Others already told you that a proper proof is more involved. However I want to point out, that there is a bit of intuition behind those rules. For me, having seen the way ordinary calculus is treated by physicists, the following is rather insightful:
Think of $dt$ as a really small increase in time $dB_t$ as the change the Brownian motion does in this small time increase and so on. Then the change of a quantity $X_t$ in some time interval is just the sum of all such small changes $dX_t$, or bending notation, the integral.
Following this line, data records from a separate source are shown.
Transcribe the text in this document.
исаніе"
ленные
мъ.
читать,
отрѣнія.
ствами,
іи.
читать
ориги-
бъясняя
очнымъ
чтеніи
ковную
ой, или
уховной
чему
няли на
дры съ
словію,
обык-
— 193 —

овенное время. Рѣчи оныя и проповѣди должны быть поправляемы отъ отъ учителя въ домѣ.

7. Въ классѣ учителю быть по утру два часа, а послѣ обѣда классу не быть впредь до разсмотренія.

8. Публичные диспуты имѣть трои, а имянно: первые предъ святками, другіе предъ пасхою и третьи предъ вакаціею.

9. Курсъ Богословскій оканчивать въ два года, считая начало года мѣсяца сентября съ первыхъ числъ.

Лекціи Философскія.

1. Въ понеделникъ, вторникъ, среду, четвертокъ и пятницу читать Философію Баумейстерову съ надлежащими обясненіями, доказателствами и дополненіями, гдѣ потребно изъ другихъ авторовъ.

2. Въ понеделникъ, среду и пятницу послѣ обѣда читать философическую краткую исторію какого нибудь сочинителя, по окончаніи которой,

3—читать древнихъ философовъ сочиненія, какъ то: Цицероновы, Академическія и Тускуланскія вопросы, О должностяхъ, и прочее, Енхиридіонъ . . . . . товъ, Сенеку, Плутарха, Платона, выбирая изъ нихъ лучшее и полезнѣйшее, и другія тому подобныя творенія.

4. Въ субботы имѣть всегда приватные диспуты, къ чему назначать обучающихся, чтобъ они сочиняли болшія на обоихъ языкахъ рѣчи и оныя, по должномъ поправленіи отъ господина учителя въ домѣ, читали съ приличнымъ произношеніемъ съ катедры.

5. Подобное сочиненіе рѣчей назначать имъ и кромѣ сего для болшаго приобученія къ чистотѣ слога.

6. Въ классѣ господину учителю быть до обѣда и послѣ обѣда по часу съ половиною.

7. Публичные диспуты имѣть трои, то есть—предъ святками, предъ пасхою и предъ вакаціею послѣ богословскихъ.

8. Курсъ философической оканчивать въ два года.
In a way this is also what you do when defining the stochastic integral.
Using this, (dt)^2 is simple. If you separate your interval in about $\sim N$ steps, then $dt \sim \frac{1}{N}$. So $(dt)^2 \sim \frac{1}{N^2}$. Yet if you sum $N$ steps of size $\frac{1}{N^2}$, in the limit $N\to \infty$, you will end up with nothing. So $(dt)^2$ has no effect.
Now $dB_t$ is a strange beast. Comparatively it is of size $\sqrt{dt}$ (have a look at the scaling of the probability density in $x$ and $t$), so by the reasoning above, the integral should explode. Yet it changes sign all the time and those changes cancel each other quite nicely in the end.
On the other hand $(dB_t)^2 \sim \sqrt{dt}^2 = dt$ and has a fixed sign, so the calculation rule at least is not surprising. (That it is actually equal, however, is a not so trivial matter.)
The last one, $dB_t dt$ again is simple, as this is of order $\sim (dt)^{3/2}$, which allows us to use a similar argument to $(dt)^2$.
I should again stress, that this is only intuition, which cannot prove anything, only help in finding what to prove. For example using this, Ito's formula looks just like a Taylor expansion in $dB_t$ and $dt$, where you throw away the terms of order larger than $dt$.